Sedangkan Kurnia Ramadhana yang merupakan Koordinator Divisi Korupsi Politik ICW mengatakan bahwa dalam korupsi sumber daya ala mini adanya kongkalingkong antara pelaku dengan aparat.
Dalam korupsi sumberdaya alam ini begitu banyak yang terkait, mulai dari kerugian yang menimpa masyarakat secara langsung, hingga kongkalikong dengan Kepala Daerah, meminta pengamanan kepada penegak hukum, bahkan purnawirawan penegak hukum.
Egi menambahkan bahwa tindakan korupsi sumber daya alam ini juga merupakan tindakan korupsi yang besar dan tidak selalu merupakan pelanggaran pidana.

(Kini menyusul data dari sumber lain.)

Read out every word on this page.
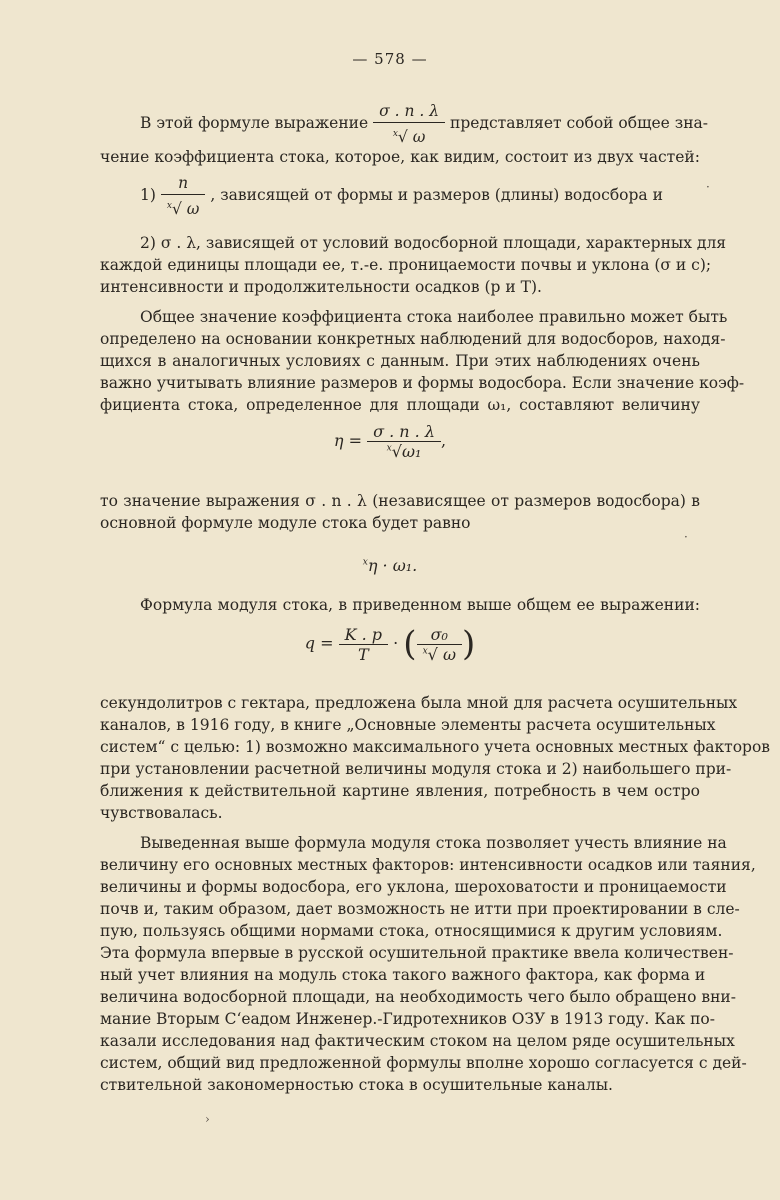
— 578 —
В этой формуле выражение $\frac{\sigma . n . \lambda}{^x√ \omega}$ представляет собой общее зна-
чение коэффициента стока, которое, как видим, состоит из двух частей:
$1) \frac{n}{^x√ \omega}$ , зависящей от формы и размеров (длины) водосбора и
2) σ . λ, зависящей от условий водосборной площади, характерных для
каждой единицы площади ее, т.-е. проницаемости почвы и уклона (σ и c);
интенсивности и продолжительности осадков (p и T).
Общее значение коэффициента стока наиболее правильно может быть
определено на основании конкретных наблюдений для водосборов, находя-
щихся в аналогичных условиях с данным. При этих наблюдениях очень
важно учитывать влияние размеров и формы водосбора. Если значение коэф-
фициента стока, определенное для площади ω₁, составляют величину
$\eta = \frac{\sigma . n . \lambda}{^x√\omega_1}$ ,
то значение выражения σ . n . λ (независящее от размеров водосбора) в
основной формуле модуле стока будет равно
$^x$η · ω₁.
Формула модуля стока, в приведенном выше общем ее выражении:
$q = \frac{K . p}{T}$ · ( $\frac{\text{σ₀}}{^x√ \omega}$ )
секундолитров с гектара, предложена была мной для расчета осушительных
каналов, в 1916 году, в книге „Основные элементы расчета осушительных
систем“ с целью: 1) возможно максимального учета основных местных факторов
при установлении расчетной величины модуля стока и 2) наибольшего при-
ближения к действительной картине явления, потребность в чем остро
чувствовалась.
Выведенная выше формула модуля стока позволяет учесть влияние на
величину его основных местных факторов: интенсивности осадков или таяния,
величины и формы водосбора, его уклона, шероховатости и проницаемости
почв и, таким образом, дает возможность не итти при проектировании в сле-
пую, пользуясь общими нормами стока, относящимися к другим условиям.
Эта формула впервые в русской осушительной практике ввела количествен-
ный учет влияния на модуль стока такого важного фактора, как форма и
величина водосборной площади, на необходимость чего было обращено вни-
мание Вторым С‘еадом Инженер.-Гидротехников ОЗУ в 1913 году. Как по-
казали исследования над фактическим стоком на целом ряде осушительных
систем, общий вид предложенной формулы вполне хорошо согласуется с дей-
ствительной закономерностью стока в осушительные каналы.
·
·
›
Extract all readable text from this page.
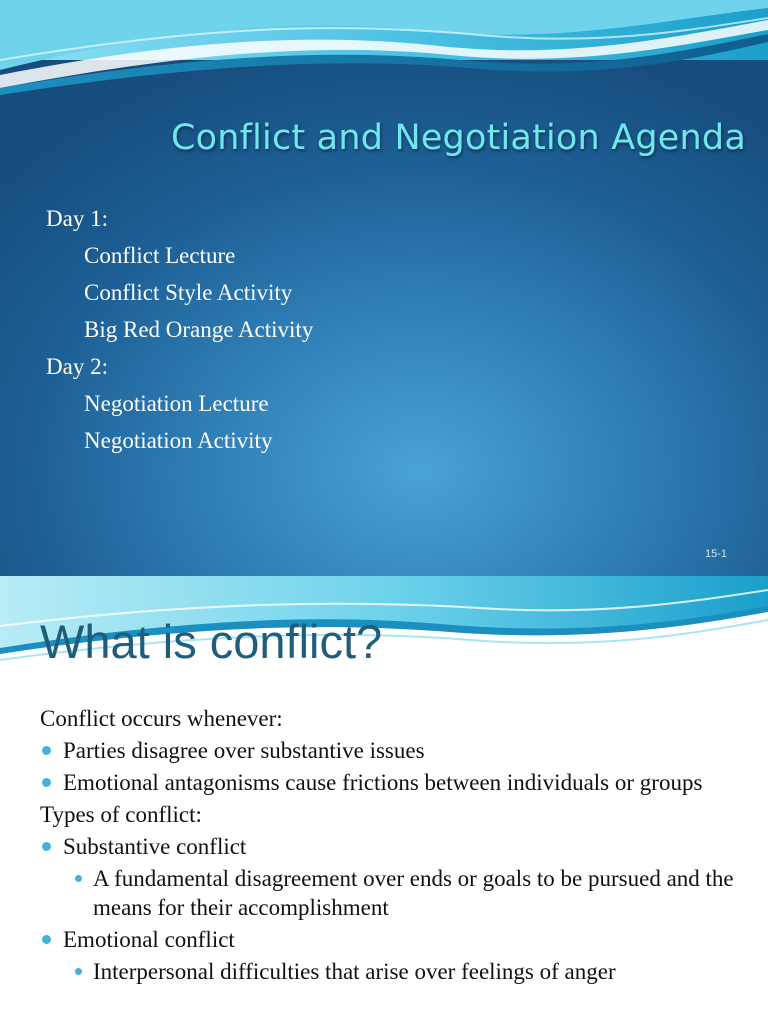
Conflict and Negotiation Agenda

Day 1:

Conflict Lecture

Conflict Style Activity

Big Red Orange Activity

Day 2:

Negotiation Lecture

Negotiation Activity

15-1
What is conflict?

Conflict occurs whenever:

Parties disagree over substantive issues

Emotional antagonisms cause frictions between individuals or groups

Types of conflict:

Substantive conflict

A fundamental disagreement over ends or goals to be pursued and the means for their accomplishment

Emotional conflict

Interpersonal difficulties that arise over feelings of anger
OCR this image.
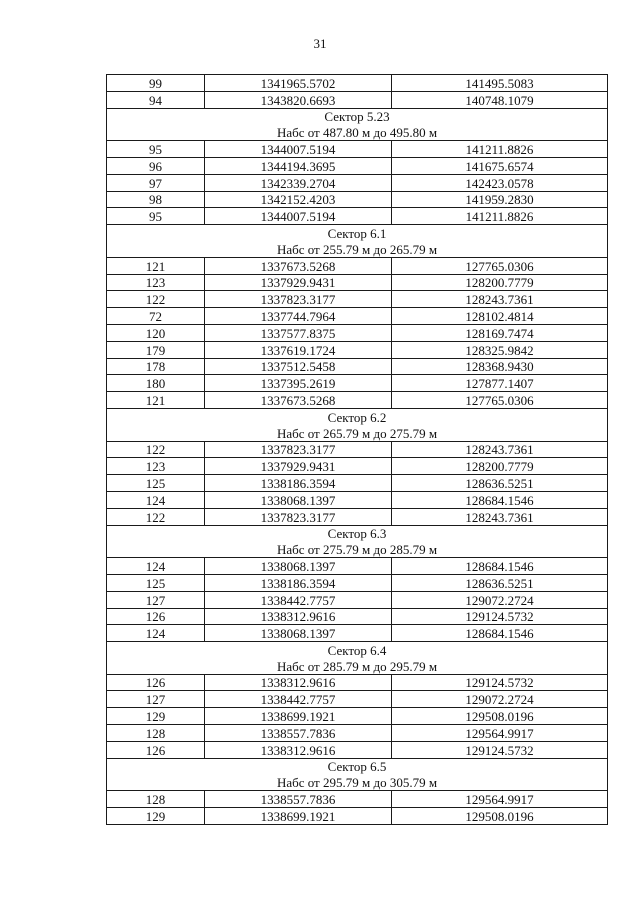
31
99	1341965.5702	141495.5083
94	1343820.6693	140748.1079
Сектор 5.23		
Набс от 487.80 м до 495.80 м		
95	1344007.5194	141211.8826
96	1344194.3695	141675.6574
97	1342339.2704	142423.0578
98	1342152.4203	141959.2830
95	1344007.5194	141211.8826
Сектор 6.1		
Набс от 255.79 м до 265.79 м		
121	1337673.5268	127765.0306
123	1337929.9431	128200.7779
122	1337823.3177	128243.7361
72	1337744.7964	128102.4814
120	1337577.8375	128169.7474
179	1337619.1724	128325.9842
178	1337512.5458	128368.9430
180	1337395.2619	127877.1407
121	1337673.5268	127765.0306
Сектор 6.2		
Набс от 265.79 м до 275.79 м		
122	1337823.3177	128243.7361
123	1337929.9431	128200.7779
125	1338186.3594	128636.5251
124	1338068.1397	128684.1546
122	1337823.3177	128243.7361
Сектор 6.3		
Набс от 275.79 м до 285.79 м		
124	1338068.1397	128684.1546
125	1338186.3594	128636.5251
127	1338442.7757	129072.2724
126	1338312.9616	129124.5732
124	1338068.1397	128684.1546
Сектор 6.4		
Набс от 285.79 м до 295.79 м		
126	1338312.9616	129124.5732
127	1338442.7757	129072.2724
129	1338699.1921	129508.0196
128	1338557.7836	129564.9917
126	1338312.9616	129124.5732
Сектор 6.5		
Набс от 295.79 м до 305.79 м		
128	1338557.7836	129564.9917
129	1338699.1921	129508.0196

Selain itu, Egi menyampaikan bahwa korupsi tambang ini juga ada yang nama step capture, di mana para pelaku privat atau pihak swasta memiliki jaringan yang banyak dan mendominasi sumberdaya alam.
“Itu yang membuat sulitnya melakukan pengusutan karena mereka mempunyai power untuk menghentikan peyelidikan jika adanya kecurangan,” tambah Egi.
Timah bukanlah satu-satunya kasus, di mana tambang lainnya mulai dari batu bara hingga nikel juga menjadi potensi korupsi.
Adapun kerugian negara berdasarkan audit yang dilakukan oleh Badan Pengawasan Keuangan dan Pembangunan (BPKP) dalam kasus korupsi tata niaga timah wilayah IUP PT Timah tahun 2015-2022 capai Rp 300 triliun.
Agustina Arumsari selaku Deputi Kepala BPKP Bidang Investigasi mengatkan bahwa pihaknya telah mengumpulkan dan mengevaluasi bukti-bukti dan menyimpulkan jika kerugian keuangan negara sebesar Rp 300.003 triliun.
Adapun kerugia tersebut mulai dari kemahalan harga sewa smelter oleh PT Timah sebesar Rp 2.285 triliun hingga pembayaran bijih timah ilegal oleh PT Timah kepada mitra tambang PT Timah sebesar Rp 26.649 triliun.
Sedangkan kerugian yang ketiga adalah kerugian keuangan negara karena kerusakan lingkungan yang dihitung oleh Prof Bambang ini sebesar Rp 271.069 triliun.